# Running GMM

### Imorting packages and data

In [None]:
#%matplotlib inline
from __future__ import absolute_import
from __future__ import division
from __future__ import print_function

import edward as ed
import matplotlib.pyplot as plt
import matplotlib.cm as cm
import numpy as np
import six
import tensorflow as tf
import os
import pandas as pd

from edward.models import Categorical

#from Models.GMM.Save import simple_save

from edward.models import (
    Categorical, Dirichlet, Empirical, InverseGamma,
    MultivariateNormalDiag, Normal, ParamMixture, RandomVariable, Bernoulli)
from tensorflow.contrib.distributions import Distribution

plt.style.use('ggplot')


###########
#For saving models:

from __future__ import absolute_import
from __future__ import division
from __future__ import print_function

from tensorflow.python.framework import ops
from tensorflow.python.saved_model import builder
from tensorflow.python.saved_model import signature_constants
from tensorflow.python.saved_model import signature_def_utils
from tensorflow.python.saved_model import tag_constants
#from tensorflow.python.util.tf_export import tf_export

#Reading data:
subset= pd.read_csv('\user_rec.csv', sep=",", header=0)
x_trainn=subset.values                                                  #Redefine x_train into an array instead of dataframe

#Standardizing:
from sklearn import preprocessing
X= preprocessing.scale(x_trainn)


#Defining test & train:
x_train= X[0:4984,]                                                  #Defining training data
x_test= X[4984:,]                                                   #Defining test data
N_testt= len(x_test)                                                    #Defining the length of the test-set


N = len(x_train)  # number of data points                               #Setting parameters - N is defined from the number of rows
K = 30  # number of components                                           #Setting parameters - number of clusters
D = x_train.shape[1]  # dimensionality of data                           #Setting parameters - dimension of data
ed.set_seed(42)


### Definerer modellen

In [None]:
#Model:
pi = Dirichlet(tf.ones(K))                                              
                                                                        
mu = Normal(tf.zeros(D), tf.ones(D), sample_shape=K)                    
sigmasq = InverseGamma(tf.ones(D), tf.ones(D), sample_shape=K)          
                                                                        
x = ParamMixture(pi, {'loc': mu, 'scale_diag': tf.sqrt(sigmasq)},       
                 MultivariateNormalDiag,                                
                 sample_shape=N)
z = x.cat                                                               


#Inference:                                                             
T = 800                                                                
qpi = Empirical(                                                       
    tf.get_variable(                                                   
    "qpi/params", [T, K],                                              
    initializer=tf.constant_initializer(1.0 / K)))                     
qmu = Empirical(tf.get_variable(                                       
    "qmu/params", [T, K, D],
    initializer=tf.zeros_initializer()))
qsigmasq = Empirical(tf.get_variable(                                  
    "qsigmasq/params", [T, K, D],
    initializer=tf.ones_initializer()))
qz = Empirical(tf.get_variable(                                        
    "qz/params", [T, N],
    initializer=tf.zeros_initializer(),
    dtype=tf.int32))

#Running Gibbs Sampling:
inference = ed.Gibbs({pi: qpi, mu: qmu, sigmasq: qsigmasq, z: qz},     
                     data={x: x_train})                                 
inference.initialize()                                                  

sess = ed.get_session()
tf.global_variables_initializer().run()

t_ph = tf.placeholder(tf.int32,[])                                      
running_cluster_means = tf.reduce_mean(qmu.params[:t_ph], 0)            

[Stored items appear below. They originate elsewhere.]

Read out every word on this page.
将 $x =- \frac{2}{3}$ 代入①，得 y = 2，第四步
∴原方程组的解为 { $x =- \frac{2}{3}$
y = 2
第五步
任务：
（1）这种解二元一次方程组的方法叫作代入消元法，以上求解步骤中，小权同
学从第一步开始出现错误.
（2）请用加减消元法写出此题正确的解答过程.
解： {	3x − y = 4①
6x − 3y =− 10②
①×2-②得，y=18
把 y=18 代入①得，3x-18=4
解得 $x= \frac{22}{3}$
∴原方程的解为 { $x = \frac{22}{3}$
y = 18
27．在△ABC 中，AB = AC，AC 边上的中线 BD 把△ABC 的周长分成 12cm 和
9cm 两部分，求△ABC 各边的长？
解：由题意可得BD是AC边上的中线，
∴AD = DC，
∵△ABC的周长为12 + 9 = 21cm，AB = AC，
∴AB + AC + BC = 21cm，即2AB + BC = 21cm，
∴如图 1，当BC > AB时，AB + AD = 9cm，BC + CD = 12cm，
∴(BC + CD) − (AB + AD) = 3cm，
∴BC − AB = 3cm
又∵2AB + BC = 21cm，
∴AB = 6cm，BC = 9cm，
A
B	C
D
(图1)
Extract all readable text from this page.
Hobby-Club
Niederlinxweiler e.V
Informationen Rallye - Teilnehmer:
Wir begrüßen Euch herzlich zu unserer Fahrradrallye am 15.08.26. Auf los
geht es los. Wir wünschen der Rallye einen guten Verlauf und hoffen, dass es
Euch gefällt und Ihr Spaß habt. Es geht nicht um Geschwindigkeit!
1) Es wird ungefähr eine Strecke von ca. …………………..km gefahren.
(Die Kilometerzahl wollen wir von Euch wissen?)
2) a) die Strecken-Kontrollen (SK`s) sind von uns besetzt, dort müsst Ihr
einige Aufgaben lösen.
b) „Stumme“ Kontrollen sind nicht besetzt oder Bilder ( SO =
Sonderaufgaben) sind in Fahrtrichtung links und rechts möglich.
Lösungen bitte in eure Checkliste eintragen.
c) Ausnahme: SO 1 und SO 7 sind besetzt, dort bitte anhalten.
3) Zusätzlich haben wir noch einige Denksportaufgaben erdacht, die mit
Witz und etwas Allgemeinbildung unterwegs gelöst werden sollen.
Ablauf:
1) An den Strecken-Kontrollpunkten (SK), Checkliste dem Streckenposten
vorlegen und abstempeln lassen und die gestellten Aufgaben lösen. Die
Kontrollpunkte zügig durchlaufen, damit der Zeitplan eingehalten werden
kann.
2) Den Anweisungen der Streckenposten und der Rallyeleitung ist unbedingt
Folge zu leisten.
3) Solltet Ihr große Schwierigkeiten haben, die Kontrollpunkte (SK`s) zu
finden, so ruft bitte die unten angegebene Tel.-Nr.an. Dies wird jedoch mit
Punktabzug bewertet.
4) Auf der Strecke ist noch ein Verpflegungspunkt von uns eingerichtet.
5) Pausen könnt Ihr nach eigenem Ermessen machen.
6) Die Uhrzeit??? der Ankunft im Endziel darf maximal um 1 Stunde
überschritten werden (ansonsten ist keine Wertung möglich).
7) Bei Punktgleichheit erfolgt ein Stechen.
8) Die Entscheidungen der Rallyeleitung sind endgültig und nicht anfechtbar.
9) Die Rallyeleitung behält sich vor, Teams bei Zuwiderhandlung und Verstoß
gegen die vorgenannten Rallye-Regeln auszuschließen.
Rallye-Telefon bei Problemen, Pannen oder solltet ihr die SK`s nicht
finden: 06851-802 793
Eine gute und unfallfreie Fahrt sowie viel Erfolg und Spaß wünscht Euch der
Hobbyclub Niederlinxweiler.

for _ in range(inference.n_iter):
  info_dict = inference.update()
  inference.print_progress(info_dict)
  t = info_dict['t']
  if t % inference.n_print == 0:
    print("\nInferred cluster means:")
    print(sess.run(running_cluster_means, {t_ph: t - 1}))                

## Criticism

###  Train: Sampling from posterior

In [None]:
#Criticism:
# Calculate likelihood for each data point and cluster assignment,
# averaged over many posterior samples. `x_post` has shape (N, 100, K, D).
pi_sample = qpi.sample(100)
mu_sample = qmu.sample(100)                                                 
sigmasq_sample = qsigmasq.sample(100)                                       
x_post = Normal(loc=tf.ones([N, 1, 1, 1]) * mu_sample,                      
                scale=tf.ones([N, 1, 1, 1]) * tf.sqrt(sigmasq_sample))      
                                                                            
                                                                            
x_broadcasted = tf.tile(tf.reshape(x_train, [N, 1, 1, D]), [1, 100, K, 1])  
x_broadcasted = tf.cast(x_broadcasted, tf.float32)                          

### Train: Running log_liks

In [None]:
#Log_liks:
log_liks = x_post.log_prob(x_broadcasted)                                   
log_liks = tf.reduce_sum(log_liks, 3)                                       
log_liks = tf.add(log_liks,tf.log(pi_sample))                               
log_liks = tf.subtract(tf.reduce_logsumexp(log_liks, 1),tf.log(100.0))      
log_dens=tf.reduce_logsumexp(log_liks,1)                                    

###  Train:  Samlet log_liks & cluster assignment

In [None]:
tf.reduce_sum(log_dens).eval()                                

In [None]:
#cluster with the highest likelihood for each data point assigned cluster value.
clusters = tf.argmax(log_liks, 1).eval()                    

### Test: Sampling

In [None]:
#Prediction on test data
x_broadcasted = tf.tile(tf.reshape(x_test, [N, 1, 1, D]), [1, 100, K, 1]) 
x_broadcasted = tf.cast(x_broadcasted, tf.float32)                        

### Test: Log_liks

In [None]:
#Log_liks:
log_liks = x_post.log_prob(x_broadcasted)                                   
log_liks = tf.reduce_sum(log_liks, 3)                                       
log_liks = tf.add(log_liks,tf.log(pi_sample))                               
log_liks = tf.subtract(tf.reduce_logsumexp(log_liks, 1),tf.log(100.0))      
log_dens=tf.reduce_logsumexp(log_liks,1)                                    

### Test: Samplet log_liks og cluster

In [None]:
tf.reduce_sum(log_dens).eval()   

In [None]:
#Cluster assignments:
clusters = tf.argmax(log_liks, 1).eval()